My intention was to get a set of related words given a single word as input. I wanted to make use of the <rdf:Bag> tag that Delicious provides.

The idea that I had in mind was to start off by seeing the number of occurrences of each tag in the <rdf:Bag> of all links and then to use this to decide which tag to analyze next. The more frequent the occurrence of a tag, the more likely it is to be chosen next.

For example, suppose I see that RDF occurs most frequently in the links, then I select that as my next tag for analysis. I keep updating this list with more tags and their frequency as I crawl through the tags.

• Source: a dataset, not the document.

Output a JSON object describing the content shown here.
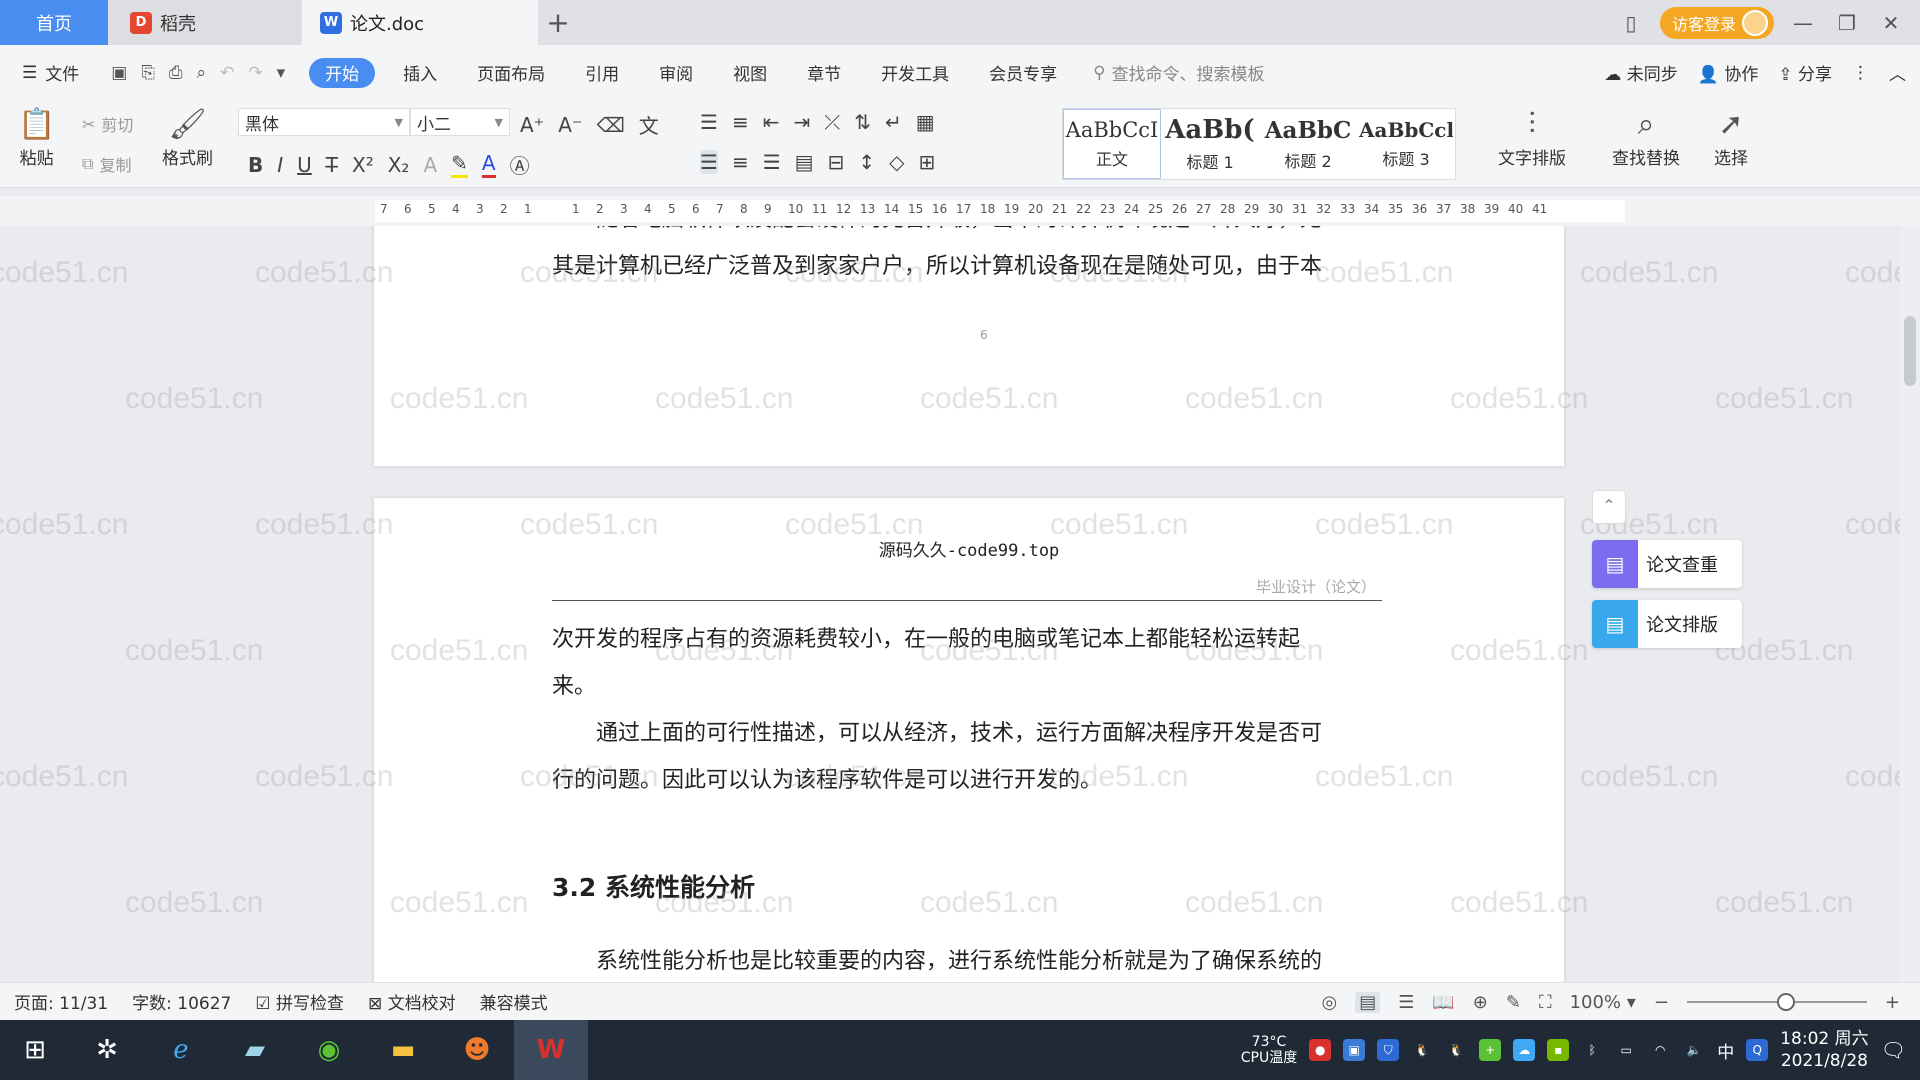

Here's the problem I faced: There are chances of the use of very generic words like tech, development, tutorial etc that are likely to be used in more links than others. So the crawler was mislead. The selected tag becomes more and more irrelevant as the crawling proceeds.

There are some solutions that I have in mind.
1. Provide weight-age in comparison with the root-word (i.e. the given word).
2. Do a study of 'all' the tags for the entire list possibly including the description as well and then see the relationships. (This emerged after my discussion with .
3. Provide more than one word as input and use these words to determine the set of related words.

Determining relationships between words is not quite easy in folksonomies because of the lack of contextual information. However it surely is a rich set of information that needs to be exploited.

The result will be available here for a few days.